May 14, 2003

Borland and Ox output parsing

Thanks very much to Patrick of OnlyTheBestFreeware fame for providing sample output for both Borland C++ 5.5.1 and Ox 3.20. I've decided (for the moment) to add built-in support for Borland C++ and have checked that custom parsing supports Ox.

So, Borland C++ messages are now handled by default using this regular expression:

(Error|Warning) ((E|W)[0-9]{4} )?(?U)(?P<f>.+) ((?P<c>[0-9]+) )?(?P<l>[0-9]+): [^\s]

This assumes that error or warning codes always start with E or W and are followed by four digits. If you know different, then obviously let me know. This one regular expression matches both the error and warning formats from GCC, and also the error output from the borland resource compiler. I'm beginning to really like regular expressions - I've never had much cause to use them in anger before.

Does anyone who is more experienced at regular expressions have any suggestions for improvements here?

For those not familiar with regular expressions, I'll provide a quick explanation of the large expression above. I'm not going to explain actual regular expression syntax - that is too much information for here. I'll assume that from my description of the functional blocks of the expression you can figure the rest out. First let me show you some trimmed example messages:

Borland C++ Error: Error E2034 main.cpp 207: message...
Borland C++ Warning: Warning W8070 main.cpp 208: message...
Borland Resource Compiler Error: Error resources.rc 14 18: message...

So, the first thing we notice is that all messages begin with either "Error" or "Warning". We can match either of these by using: (Error|Warning)

Next, in the C++ messages there is an error or warning code, which takes the form of E or W followed by four digits. So we build a simple bit of regular expression that matches that:

The resource compiler message doesn't have one of these codes, so we need to make it an optional match.
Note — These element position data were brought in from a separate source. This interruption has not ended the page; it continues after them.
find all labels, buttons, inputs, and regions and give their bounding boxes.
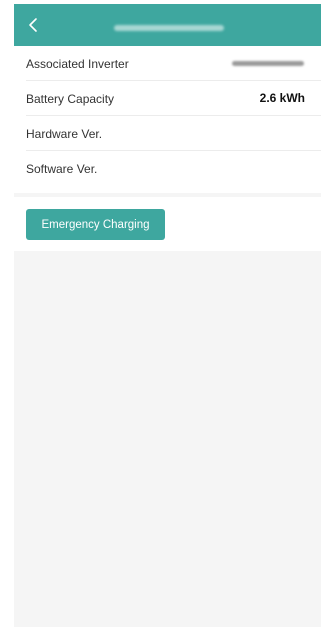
page-title-redacted	[114, 25, 224, 31]
row-software-version: Software Ver.	[14, 151, 321, 186]
associated-inverter-value-redacted	[232, 61, 304, 66]
hardware-version-label: Hardware Ver.	[26, 127, 103, 141]
row-battery-capacity: Battery Capacity 2.6 kWh	[14, 81, 321, 116]
battery-details-card: Associated Inverter Battery Capacity 2.6…	[14, 46, 321, 193]
back-button[interactable]	[22, 13, 46, 37]
software-version-label: Software Ver.	[26, 162, 98, 176]
action-panel: Emergency Charging	[14, 197, 321, 251]
chevron-left-icon	[29, 18, 37, 32]
battery-capacity-label: Battery Capacity	[26, 92, 115, 106]
emergency-charging-button[interactable]: Emergency Charging	[26, 209, 165, 240]
row-associated-inverter: Associated Inverter	[14, 46, 321, 81]
associated-inverter-label: Associated Inverter	[26, 57, 129, 71]
battery-capacity-value: 2.6 kWh	[259, 91, 305, 105]
app-screen: Associated Inverter Battery Capacity 2.6…	[14, 4, 321, 627]
row-hardware-version: Hardware Ver.	[14, 116, 321, 151]
top-bar	[14, 4, 321, 46]
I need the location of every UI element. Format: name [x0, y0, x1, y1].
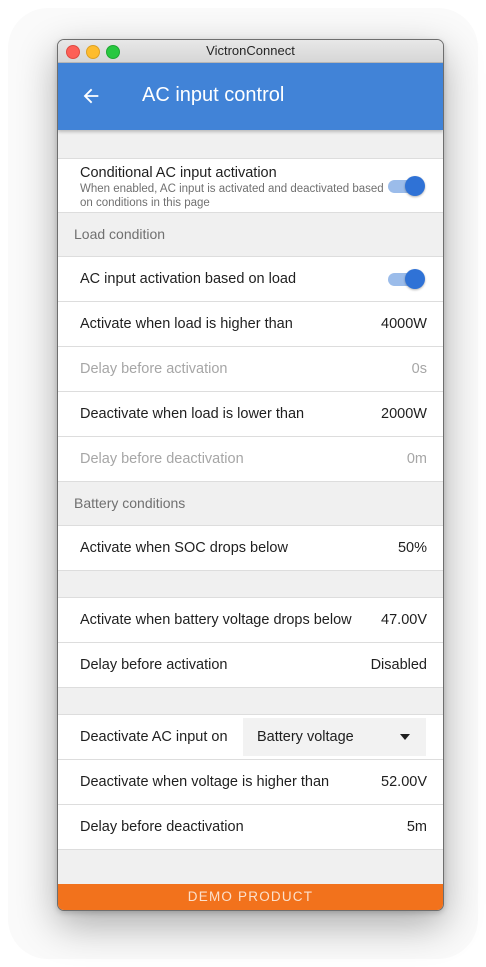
- back-arrow-icon[interactable]: [80, 85, 102, 107]
- page-title: AC input control: [142, 84, 285, 106]
- demo-product-banner: DEMO PRODUCT: [58, 884, 443, 910]
- deactivate-load-lower-value: 2000W: [381, 406, 427, 422]
- load-delay-deactivation-label: Delay before deactivation: [80, 451, 244, 467]
- section-spacer: [58, 130, 443, 159]
- deactivate-voltage-higher-row[interactable]: Deactivate when voltage is higher than 5…: [58, 760, 443, 805]
- soc-activation-row[interactable]: Activate when SOC drops below 50%: [58, 526, 443, 571]
- conditional-activation-description: When enabled, AC input is activated and …: [80, 183, 384, 209]
- window-titlebar[interactable]: VictronConnect: [58, 40, 443, 63]
- voltage-activation-value: 47.00V: [381, 612, 427, 628]
- deactivate-on-selected-value: Battery voltage: [257, 729, 354, 745]
- load-delay-activation-row: Delay before activation 0s: [58, 347, 443, 392]
- load-activation-toggle[interactable]: [385, 269, 425, 289]
- soc-activation-value: 50%: [397, 540, 427, 556]
- battery-delay-activation-value: Disabled: [370, 657, 427, 673]
- deactivate-load-lower-row[interactable]: Deactivate when load is lower than 2000W: [58, 392, 443, 437]
- section-spacer: [58, 688, 443, 715]
- battery-delay-deactivation-row[interactable]: Delay before deactivation 5m: [58, 805, 443, 850]
- activate-load-higher-value: 4000W: [381, 316, 427, 332]
- voltage-activation-label: Activate when battery voltage drops belo…: [80, 612, 352, 628]
- load-delay-activation-label: Delay before activation: [80, 361, 228, 377]
- conditional-activation-title: Conditional AC input activation: [80, 165, 277, 181]
- deactivate-voltage-higher-value: 52.00V: [381, 774, 427, 790]
- settings-list: Conditional AC input activation When ena…: [58, 130, 443, 890]
- conditional-activation-row[interactable]: Conditional AC input activation When ena…: [58, 159, 443, 213]
- window-title: VictronConnect: [206, 43, 295, 58]
- dropdown-caret-icon: [400, 734, 410, 740]
- section-spacer: [58, 571, 443, 598]
- activate-load-higher-row[interactable]: Activate when load is higher than 4000W: [58, 302, 443, 347]
- load-activation-label: AC input activation based on load: [80, 271, 297, 287]
- deactivate-on-row: Deactivate AC input on Battery voltage: [58, 715, 443, 760]
- deactivate-on-select[interactable]: Battery voltage: [243, 718, 426, 756]
- soc-activation-label: Activate when SOC drops below: [80, 540, 288, 556]
- app-bar: AC input control: [58, 63, 443, 130]
- load-delay-deactivation-row: Delay before deactivation 0m: [58, 437, 443, 482]
- battery-delay-activation-label: Delay before activation: [80, 657, 228, 673]
- battery-delay-activation-row[interactable]: Delay before activation Disabled: [58, 643, 443, 688]
- app-window: VictronConnect AC input control Conditio…: [57, 39, 444, 911]
- battery-delay-deactivation-label: Delay before deactivation: [80, 819, 244, 835]
- battery-delay-deactivation-value: 5m: [406, 819, 427, 835]
- load-activation-row[interactable]: AC input activation based on load: [58, 257, 443, 302]
- conditional-activation-toggle[interactable]: [385, 176, 425, 196]
- deactivate-load-lower-label: Deactivate when load is lower than: [80, 406, 305, 422]
- load-condition-header: Load condition: [58, 213, 443, 257]
- activate-load-higher-label: Activate when load is higher than: [80, 316, 293, 332]
- load-delay-deactivation-value: 0m: [406, 451, 427, 467]
- voltage-activation-row[interactable]: Activate when battery voltage drops belo…: [58, 598, 443, 643]
- load-delay-activation-value: 0s: [411, 361, 427, 377]
- deactivate-voltage-higher-label: Deactivate when voltage is higher than: [80, 774, 330, 790]
- battery-conditions-header: Battery conditions: [58, 482, 443, 526]
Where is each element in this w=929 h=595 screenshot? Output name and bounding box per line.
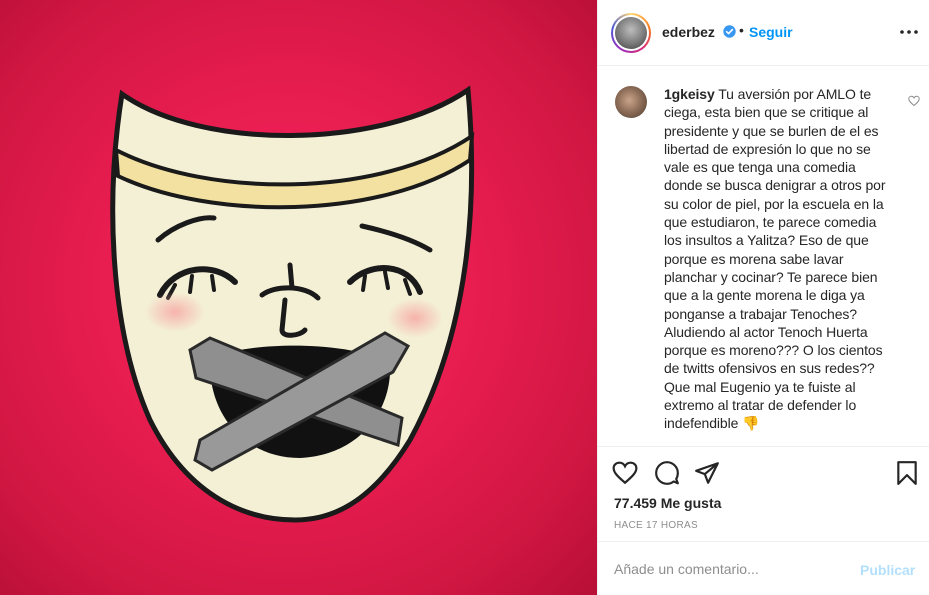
more-options-icon[interactable] [898,22,920,42]
comment-bubble-icon[interactable] [654,460,680,486]
verified-badge-icon [723,25,736,38]
bookmark-icon[interactable] [894,460,920,486]
publish-button[interactable]: Publicar [860,562,915,578]
add-comment-bar: Publicar [598,541,929,595]
heart-outline-icon[interactable] [908,95,920,107]
paper-plane-icon[interactable] [694,460,720,486]
author-avatar[interactable] [611,13,651,53]
post-image[interactable] [0,0,597,595]
post-side-panel: ederbez • Seguir 1gkeisy Tu aversión por… [597,0,929,595]
thumbs-down-emoji: 👎 [742,415,760,432]
comments-list[interactable]: 1gkeisy Tu aversión por AMLO te ciega, e… [598,66,929,446]
commenter-username[interactable]: 1gkeisy [664,86,715,102]
likes-count[interactable]: 77.459 Me gusta [614,495,721,511]
separator-dot: • [739,22,744,38]
commenter-avatar[interactable] [615,86,647,118]
author-username[interactable]: ederbez [662,24,715,40]
comment-body: Tu aversión por AMLO te ciega, esta bien… [664,86,886,432]
comment: 1gkeisy Tu aversión por AMLO te ciega, e… [664,85,896,433]
theater-mask-taped-icon [110,85,475,523]
heart-icon[interactable] [612,460,638,486]
comment-input[interactable] [614,561,844,577]
post-timestamp[interactable]: HACE 17 HORAS [614,520,698,531]
follow-button[interactable]: Seguir [749,24,793,40]
post-header: ederbez • Seguir [598,0,929,66]
post-actions [598,447,929,497]
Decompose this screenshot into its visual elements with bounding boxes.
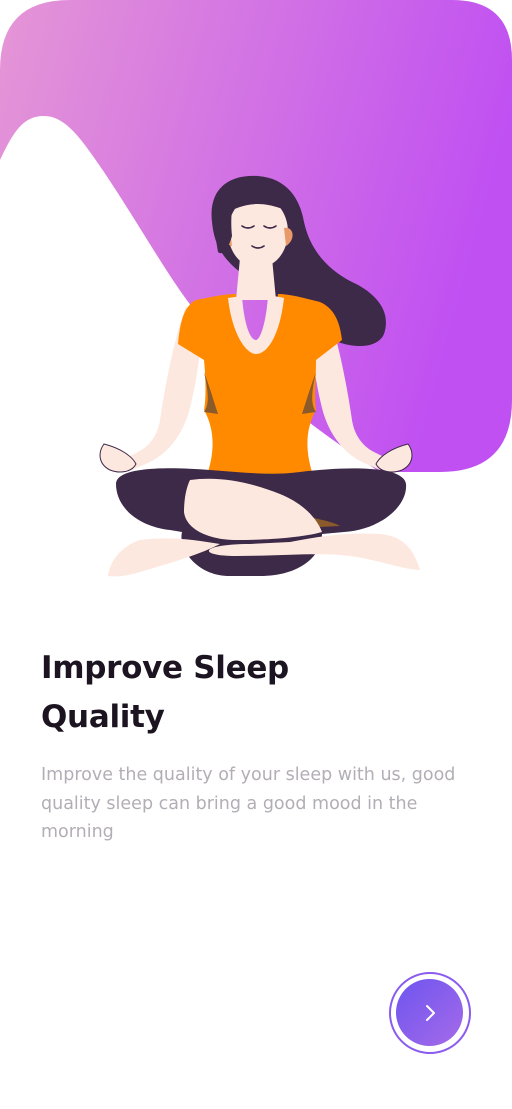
title-line-2: Quality <box>41 699 165 735</box>
onboarding-screen: Improve Sleep Quality Improve the qualit… <box>0 0 512 1109</box>
title-line-1: Improve Sleep <box>41 650 289 686</box>
page-description: Improve the quality of your sleep with u… <box>41 765 456 842</box>
next-button-fill <box>396 979 463 1046</box>
chevron-right-icon <box>425 1004 435 1021</box>
hero-illustration <box>0 0 512 600</box>
next-button[interactable] <box>389 972 471 1054</box>
page-title: Improve Sleep Quality <box>41 644 461 742</box>
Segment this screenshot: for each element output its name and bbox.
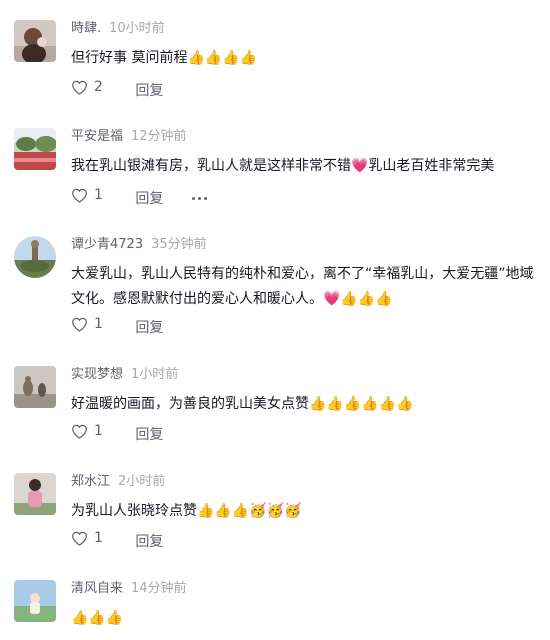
avatar[interactable] [14,20,56,62]
reply-button[interactable]: 回复 [135,425,163,445]
avatar[interactable] [14,473,56,515]
avatar[interactable] [14,236,56,278]
comment-actions: 1 回复 [71,421,163,443]
timestamp: 10小时前 [109,21,165,36]
like-count: 1 [94,316,103,332]
timestamp: 35分钟前 [151,237,207,252]
comment-meta: 郑水江 2小时前 [71,473,165,491]
like-button[interactable]: 1 [71,185,103,205]
username[interactable]: 平安是福 [71,129,123,144]
timestamp: 2小时前 [118,474,166,489]
comment-meta: 谭少青4723 35分钟前 [71,236,207,254]
comment-actions: 1 回复 [71,185,207,207]
comment-meta: 清风自来 14分钟前 [71,580,187,598]
heart-icon [72,531,87,546]
comment-meta: 平安是福 12分钟前 [71,128,187,146]
heart-icon [72,188,87,203]
comment-meta: 時肆. 10小时前 [71,20,165,38]
like-count: 1 [94,423,103,439]
reply-button[interactable]: 回复 [135,189,163,209]
reply-button[interactable]: 回复 [135,532,163,552]
comment-text: 为乳山人张晓玲点赞👍👍👍🥳🥳🥳 [71,503,302,519]
avatar[interactable] [14,580,56,622]
like-button[interactable]: 1 [71,528,103,548]
comment-text: 👍👍👍 [71,610,124,626]
username[interactable]: 時肆. [71,21,101,36]
comment-meta: 实现梦想 1小时前 [71,366,178,384]
comment-text: 大爱乳山，乳山人民特有的纯朴和爱心，离不了“幸福乳山，大爱无疆”地域文化。感恩默… [71,266,534,307]
reply-button[interactable]: 回复 [135,318,163,338]
heart-icon [72,424,87,439]
more-options-icon[interactable] [191,197,207,200]
reply-button[interactable]: 回复 [135,81,163,101]
comment-text: 但行好事 莫问前程👍👍👍👍 [71,50,258,66]
like-count: 1 [94,530,103,546]
timestamp: 14分钟前 [131,581,187,596]
comment-text: 好温暖的画面，为善良的乳山美女点赞👍👍👍👍👍👍 [71,396,414,412]
comment-text: 我在乳山银滩有房，乳山人就是这样非常不错💗乳山老百姓非常完美 [71,158,495,174]
like-button[interactable]: 1 [71,314,103,334]
heart-icon [72,317,87,332]
like-button[interactable]: 2 [71,77,103,97]
comment-actions: 2 回复 [71,77,163,99]
timestamp: 1小时前 [131,367,179,382]
avatar[interactable] [14,128,56,170]
like-button[interactable]: 1 [71,421,103,441]
comment-actions: 1 回复 [71,528,163,550]
username[interactable]: 清风自来 [71,581,123,596]
heart-icon [72,80,87,95]
username[interactable]: 谭少青4723 [71,237,143,252]
username[interactable]: 郑水江 [71,474,110,489]
like-count: 2 [94,79,103,95]
comment-actions: 1 回复 [71,314,163,336]
username[interactable]: 实现梦想 [71,367,123,382]
avatar[interactable] [14,366,56,408]
timestamp: 12分钟前 [131,129,187,144]
like-count: 1 [94,187,103,203]
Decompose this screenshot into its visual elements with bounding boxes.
Notice also that if it is present, there is an extra space to be matched before the next item in the string. We add the space, and make the entire phrase optional:
((E|W)[0-9]{4} )?

After this comes a special PCRE processing instruction. (?U) tells PCRE that expressions from here on in should be un-greedy. Without this flag, the resource compiler column number becomes part of the filename because the filename match is greedy. This means that it matches as much as it can. By turning on un-greedy mode, it lets the next expression match the column number before we get to the line number. This took me a while to work out and is, at least I think so, pretty damn smart - if a bit difficult to get your head around. The reason that this is partway through the expression is that putting it at the start causes the E or W code to become part of the filename for some reason. I'm too tired to get my head around why!

Next comes the filename, which we want to attach a "name" to so that we can pluck it out of the regular expression easily later. In PCRE, the library that PN is using for this, names are attached to phrases in the same way that it can be done with python: begin a group with the standard bracket, and then include ?P<name>. We don't bother limiting the filename to any particular characters, it can include most things, so we just match "one or more characters": .+.

I won't describe all of the rest because it's pretty similar - there's an optional match for the column number included in the resource compiler output and then a match for the line number. Both line number and column number are named with "l" and "c" respectively.

Ox messages, which take the general form:

filename (line): message

can be handled simply with:

%f \(%l\): .

I'm basing my decisions for default inclusion on whether the scintilla output lexer currently supports an output format or not. Borland errors (and in fact ones almost the same as the Ox ones) are currently supported by scintilla - which means that I can use Scintilla as an indication of which format to parse.

In cases where scintilla does not support the format with its own built-in error lexer, in order for the error to be recognised as a hotspot the regular expression based lexer needs to be used so these will currently not be "built-in" to PN. I will provide a page on the website with common output formats so that people don't need to work them out themselves.

Whew! There's a devlog entry and a half for you! My thanks again to Patrick for so quickly responding with output examples.

Posted by Simon at May 14, 2003 10:24 PM

Glad I could help! I think it's okay to natively support Borland C++ (very well known and widely used), but let users create their own parser for Ox (hardly know and only used in academia).

Thanks for explaining these horrific Perl regular expressions; I understand half of it now ;-)


P.S. I've posted some more compiler output in the 'request for help' thread.

Posted by Patrick at May 15, 2003 9:30 AM

"This assumes that error or warning codes always start with E or W and are followed by four digits."

As far as I know and could check it, this is indeed correct.

Posted by Patrick at May 16, 2003 8:57 AM